Yes you are. *Everyone *in this thread is giving information and advice that they know may sway the OP’s decision. Denouncing facts that support position A and giving facts that support position B is just as much “telling people how to live their life” as simply giving facts that support position A is. You are not morally superior.
Nobody here has given any facts. Everyone has shared experiences, and given opinions. My opinion is “Hey, if you want to do this, and you’re able to do this, then go ahead.” Many people’s opinion seems to be “If you do this you’re a terrible person who’s willfully endangering your child.” See if you can spot the difference as far as “telling people how to live”.

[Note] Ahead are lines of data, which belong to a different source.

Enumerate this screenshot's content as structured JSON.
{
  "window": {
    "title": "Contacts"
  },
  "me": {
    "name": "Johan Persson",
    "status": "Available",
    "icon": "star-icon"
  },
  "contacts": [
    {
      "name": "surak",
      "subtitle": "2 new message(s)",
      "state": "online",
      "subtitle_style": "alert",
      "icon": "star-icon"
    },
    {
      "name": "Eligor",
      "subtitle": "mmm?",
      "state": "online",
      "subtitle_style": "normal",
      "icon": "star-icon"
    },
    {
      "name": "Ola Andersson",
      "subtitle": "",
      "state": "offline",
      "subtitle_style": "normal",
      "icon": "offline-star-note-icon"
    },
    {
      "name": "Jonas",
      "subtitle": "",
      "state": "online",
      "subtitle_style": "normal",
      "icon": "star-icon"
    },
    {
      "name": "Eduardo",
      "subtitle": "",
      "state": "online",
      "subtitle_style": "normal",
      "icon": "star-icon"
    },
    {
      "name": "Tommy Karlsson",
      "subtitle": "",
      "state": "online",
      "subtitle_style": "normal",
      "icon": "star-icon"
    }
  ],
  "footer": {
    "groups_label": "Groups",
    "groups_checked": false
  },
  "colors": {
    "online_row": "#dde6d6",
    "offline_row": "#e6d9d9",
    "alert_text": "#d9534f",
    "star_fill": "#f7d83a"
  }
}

AmericanMaid, could you explain to me why the need for a baby? I asked earlier and got a response (thanks, suranyi!), but I’d also like one from you. I’m not judging - I have two kids and, now that I have them, feel like I’d be missing an important part of myself if they weren’t there. But, I have trouble understanding kids as part of a five-year plan.
My problem is this: having a five-year plan assumes finite goals. Financial stability – check. Weight loss, good habits achieved for future weight management – check. Have kid – check? I suppose you could consider the act of having the kid a check in the box, but (and I know you know this, but I think it bears repeating) once you have the kid, you also have a lifetime responsibility.
And, while you’ve certainly accounted for the financial side of having a kid and the importance of your health, it seems like in preparation of having a kid, especially having a kid on your own, if you must have a checklist or five-year plan, establishing a firm and practically unbreakable social network is just as important to your health and that of the child’s as your finances and weight loss.
So I’m not saying, “Don’t do it! Think of the child!” But I am a little confused about the idea of a five-year plan with no plans to build in the support you’d need to raise a kid. Normally that’s achieved by a husband or wife, but in this case, it doesn’t look like that’s a concern for you. So how would you go about that, and if you don’t plan to have that network in place, why not?
Who cares if they really want to be a parent? I really want a Corvette. Who gives a shit. That’s the selfishness I’m talking about. It’s all about “what I want,” instead of what is actually the best situation for a potential kid. My objection is also not to depriving the father, but to depriving the kid.